Painted between 1900 and 1907 to decorate the ceiling of the assembly hall of the University of Vienna, Gustav Klimt’s Faculty Paintings were the Viennese master’s last public commission. Klimt’s critics believed they broke cultural taboos and pushed the boundaries of obscenity, but their sensual beauty is plain to see on Medicine, the fourth coin
in our award-winning Klimt and his Women series.
Gustav Klimt was no stranger to controversy, but the outrage caused by his Faculty Paintings was even debated in the Austrian Parliament and became a political issue. The paintings were never actually used for their intended purpose as Klimt returned his fee and refused to deliver his artworks, which were eventually burnt by the Nazis at the end of the Second World War. A detail from Klimt’s Jurisprudence, in the form of the Eumenides, the Greek deities of vengeance, graces the coin’s obverse.

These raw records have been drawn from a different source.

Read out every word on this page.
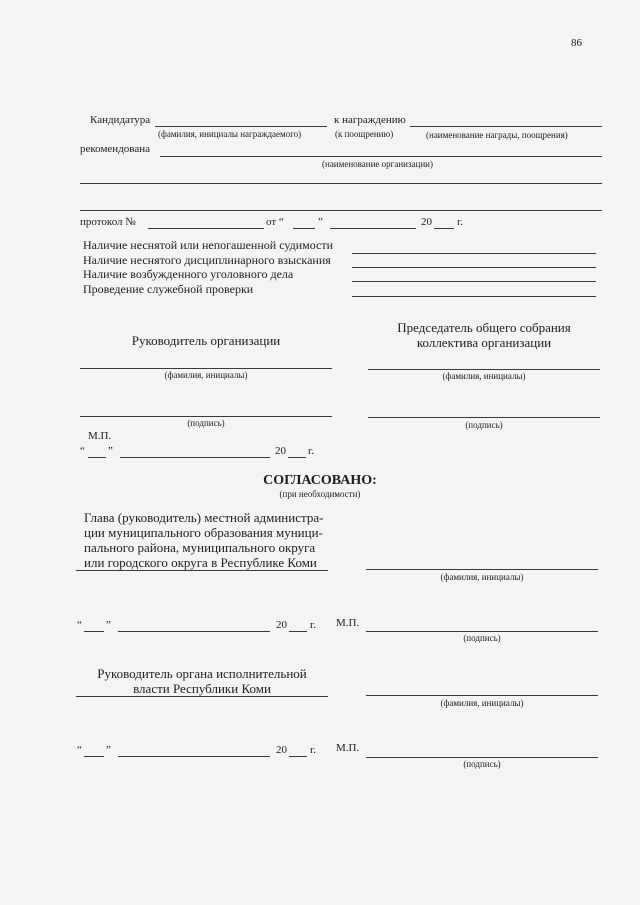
86
Кандидатура	к награждению
(фамилия, инициалы награждаемого)	(к поощрению)	(наименование награды, поощрения)
рекомендована
(наименование организации)
протокол №	от “	”	20 г.
Наличие неснятой или непогашенной судимости
Наличие неснятого дисциплинарного взыскания
Наличие возбужденного уголовного дела
Проведение служебной проверки
Руководитель организации
Председатель общего собрания
коллектива организации
(фамилия, инициалы)	(фамилия, инициалы)
(подпись)	(подпись)
М.П.
“ ”	20 г.
СОГЛАСОВАНО:
(при необходимости)
Глава (руководитель) местной администра-
ции муниципального образования муници-
пального района, муниципального округа
или городского округа в Республике Коми
(фамилия, инициалы)
“ ”	20 г. М.П.
(подпись)
Руководитель органа исполнительной
власти Республики Коми
(фамилия, инициалы)
“ ”	20 г. М.П.
(подпись)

Stylised snakes accentuate Klimt’s customary swirling patterns of the gorgon’s hair in the rectangular centre, while to the right stands the goddess of law. The reverse shows a detail from Medicine as Hygieia, daughter
of the Greek god of medicine, with the Aesculapian snake wound around her arm and the cup of Lethe in her hand. The letter M, the fourth letter in the word “Klimt”, appears at the foot of the coin.